Reaction to claims by the interim government in Monrovia in 1993 that Firestone had provided communication facilities, a supply base and weapons and ammunition storage for the 1992 assault on Monrovia known as Operation Octopus:
Operation Octopus was designed as a coordinated strike from various parts of Liberia, with the target of Monrovia. Taylor’s armed forces were able to move through the Firestone concession at will. Firestone had no ability to defend its property, resources or equipment.
On the question of Firestone seeking compensation from its insurers based on the claim that the events in Liberia had not been a war:
Firestone sought to recover losses to its property and production that resulted from the situation in Liberia. The company pursued coverage under the terms of its policy because the company believed damage occurred as a result of a civil conflict rather than a conventional war. In fact, most of the damage that occurred at Firestone Liberia was the result of looting. Firestone understood that the insurer had a different interpretation of events, and all parties were willing to let the courts have the last word. Fortunately, Firestone and its insurers were able to arrive at a negotiated settlement.

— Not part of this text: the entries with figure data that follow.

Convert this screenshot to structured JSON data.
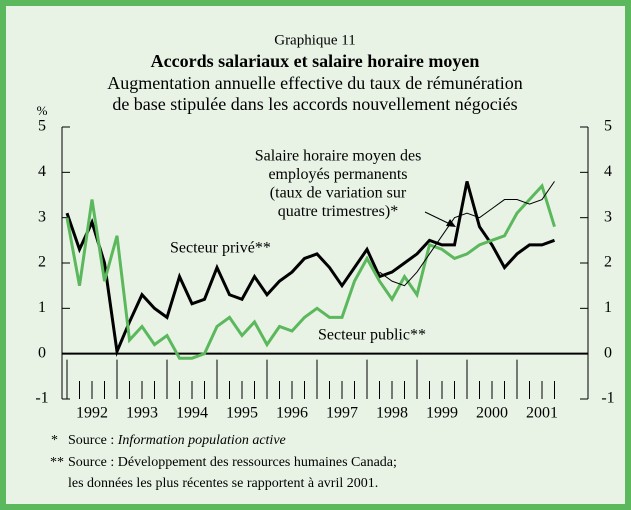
{
  "chart_data": {
    "type": "line",
    "title": "Graphique 11",
    "subtitle": "Accords salariaux et salaire horaire moyen",
    "description": [
      "Augmentation annuelle effective du taux de rémunération",
      "de base stipulée dans les accords nouvellement négociés"
    ],
    "y_unit": "%",
    "x": [
      1992.0,
      1992.25,
      1992.5,
      1992.75,
      1993.0,
      1993.25,
      1993.5,
      1993.75,
      1994.0,
      1994.25,
      1994.5,
      1994.75,
      1995.0,
      1995.25,
      1995.5,
      1995.75,
      1996.0,
      1996.25,
      1996.5,
      1996.75,
      1997.0,
      1997.25,
      1997.5,
      1997.75,
      1998.0,
      1998.25,
      1998.5,
      1998.75,
      1999.0,
      1999.25,
      1999.5,
      1999.75,
      2000.0,
      2000.25,
      2000.5,
      2000.75,
      2001.0,
      2001.25,
      2001.5,
      2001.75
    ],
    "series": [
      {
        "name": "Secteur privé**",
        "color": "#000000",
        "width": 3,
        "values": [
          3.1,
          2.3,
          2.9,
          2.0,
          0.05,
          0.7,
          1.3,
          1.0,
          0.8,
          1.7,
          1.1,
          1.2,
          1.9,
          1.3,
          1.2,
          1.7,
          1.3,
          1.6,
          1.8,
          2.1,
          2.2,
          1.9,
          1.5,
          1.9,
          2.3,
          1.7,
          1.8,
          2.0,
          2.2,
          2.5,
          2.4,
          2.4,
          3.8,
          2.8,
          2.4,
          1.9,
          2.2,
          2.4,
          2.4,
          2.5
        ]
      },
      {
        "name": "Secteur public**",
        "color": "#5cb85c",
        "width": 3,
        "values": [
          3.0,
          1.5,
          3.4,
          1.6,
          2.6,
          0.3,
          0.6,
          0.2,
          0.4,
          -0.1,
          -0.1,
          0.0,
          0.6,
          0.8,
          0.4,
          0.7,
          0.2,
          0.6,
          0.5,
          0.8,
          1.0,
          0.8,
          0.8,
          1.6,
          2.1,
          1.6,
          1.2,
          1.7,
          1.3,
          2.4,
          2.3,
          2.1,
          2.2,
          2.4,
          2.5,
          2.6,
          3.1,
          3.4,
          3.7,
          2.8
        ]
      },
      {
        "color": "#000000",
        "width": 1,
        "values": [
          null,
          null,
          null,
          null,
          null,
          null,
          null,
          null,
          null,
          null,
          null,
          null,
          null,
          null,
          null,
          null,
          null,
          null,
          null,
          null,
          null,
          null,
          null,
          null,
          null,
          1.8,
          1.6,
          1.5,
          1.8,
          2.2,
          2.6,
          3.0,
          3.1,
          3.0,
          3.2,
          3.4,
          3.4,
          3.3,
          3.4,
          3.8
        ]
      }
    ],
    "annotation": [
      "Salaire horaire moyen des",
      "employés permanents",
      "(taux de variation sur",
      "quatre trimestres)*"
    ],
    "xlim": [
      1991.9,
      2002.42
    ],
    "xticks": [
      {
        "value": 1992.5,
        "label": "1992"
      },
      {
        "value": 1993.5,
        "label": "1993"
      },
      {
        "value": 1994.5,
        "label": "1994"
      },
      {
        "value": 1995.5,
        "label": "1995"
      },
      {
        "value": 1996.5,
        "label": "1996"
      },
      {
        "value": 1997.5,
        "label": "1997"
      },
      {
        "value": 1998.5,
        "label": "1998"
      },
      {
        "value": 1999.5,
        "label": "1999"
      },
      {
        "value": 2000.5,
        "label": "2000"
      },
      {
        "value": 2001.5,
        "label": "2001"
      }
    ],
    "ylim": [
      -1,
      5
    ],
    "yticks": [
      -1,
      0,
      1,
      2,
      3,
      4,
      5
    ],
    "y2lim": [
      -1,
      5
    ],
    "y2ticks": [
      -1,
      0,
      1,
      2,
      3,
      4,
      5
    ],
    "footnotes": [
      {
        "marker": "*",
        "text": "Source : ",
        "source": "Information population active"
      },
      {
        "marker": "**",
        "lines": [
          "Source : Développement des ressources humaines Canada;",
          "les données les plus récentes se rapportent à avril 2001."
        ]
      }
    ]
  }
}
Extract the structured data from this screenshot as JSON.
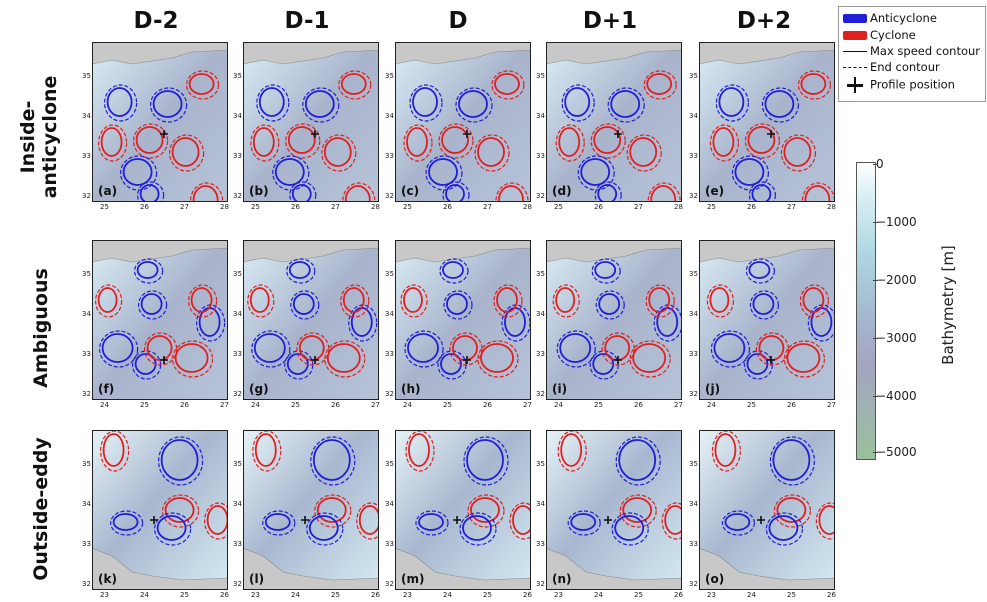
{
  "columns": [
    "D-2",
    "D-1",
    "D",
    "D+1",
    "D+2"
  ],
  "rows": [
    {
      "title_line1": "Inside-",
      "title_line2": "anticyclone"
    },
    {
      "title_line1": "Ambiguous",
      "title_line2": ""
    },
    {
      "title_line1": "Outside-eddy",
      "title_line2": ""
    }
  ],
  "panel_labels": [
    "(a)",
    "(b)",
    "(c)",
    "(d)",
    "(e)",
    "(f)",
    "(g)",
    "(h)",
    "(i)",
    "(j)",
    "(k)",
    "(l)",
    "(m)",
    "(n)",
    "(o)"
  ],
  "lat_ticks": {
    "row1": [
      "35",
      "34",
      "33",
      "32"
    ],
    "row2": [
      "35",
      "34",
      "33",
      "32"
    ],
    "row3": [
      "35",
      "34",
      "33",
      "32"
    ]
  },
  "lon_ticks": {
    "row1": [
      "25",
      "26",
      "27",
      "28"
    ],
    "row2": [
      "24",
      "25",
      "26",
      "27"
    ],
    "row3": [
      "23",
      "24",
      "25",
      "26"
    ]
  },
  "legend": {
    "anticyclone": "Anticyclone",
    "cyclone": "Cyclone",
    "max_speed": "Max speed contour",
    "end_contour": "End contour",
    "profile": "Profile position"
  },
  "colorbar": {
    "title": "Bathymetry [m]",
    "ticks": [
      "0",
      "−1000",
      "−2000",
      "−3000",
      "−4000",
      "−5000"
    ]
  },
  "colors": {
    "anticyclone": "#1f1fd6",
    "cyclone": "#e0201f",
    "land": "#c8c8c8",
    "ocean_deep": "#a9b4cc",
    "ocean_shallow": "#d8eef5"
  }
}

How Firestone saw its role, if any, in the rise of Taylor:
At no time did Firestone have a collaborative relationship with Charles Taylor. The company’s activities were focused on protecting its employees and property. The company had no ability to stop Taylor’s forces from using the plantation for any purposes. The management team relied on the guidance of officials who specialize in foreign policy, and were in regular communication regarding Firestone’s operation with the U.S. government, including the State Department and U.S. Embassy, throughout this period.
Firestone had no role in the rise of Charles Taylor. It had no role in his ability to hold power in Liberia. Charles Taylor was able to take over most of the country in just two weeks because the repressive Doe government was so deeply unpopular. Taylor had many supporters among respected governments and individuals, some enthusiastic, some simply recognizing his political and military power and hoping that he would be a better alternative to Doe.
Does Firestone believe it did the right thing? Yes. Do we, along with former U.S. presidents, the U.S. State Department, the United Nations and many leaders around the world who worked with Charles Taylor regret the war criminal he became? Yes.
Firestone’s decision to remain in Liberia was very costly for the company. The company continues to rebuild, but along with its Liberian employees Firestone was able to preserve an important economic asset for Liberia, and we are proud of that.
A characterization of Firestone’s operations in Liberia since the war:
Firestone Liberia is a leading employer in Liberia, offering among the best wages and benefits in the region to the company’s employees and their families. This includes free housing, subsidized food, paid time off and a pension upon retirement.
Firestone Liberia’s entry-level workers are among the highest-paid in the country for the jobs they perform. Specific wages vary according to the employee’s position and responsibilities, and working conditions at Firestone Liberia are negotiated directly with FAWUL (Firestone Agricultural Workers Union of Liberia).
Additionally, we are very proud of the education and medical care we provide to our employees and their families. The company operates 27 schools that employees’ dependents may attend at no cost. Firestone’s medical facilities, including Firestone Medical Center at the rubber farm and a number of smaller clinics, are also available to treat workers and their families as part of the company’s free healthcare benefit programs.
The total compensation we offer our employees is not only competitive but among the very best in the region.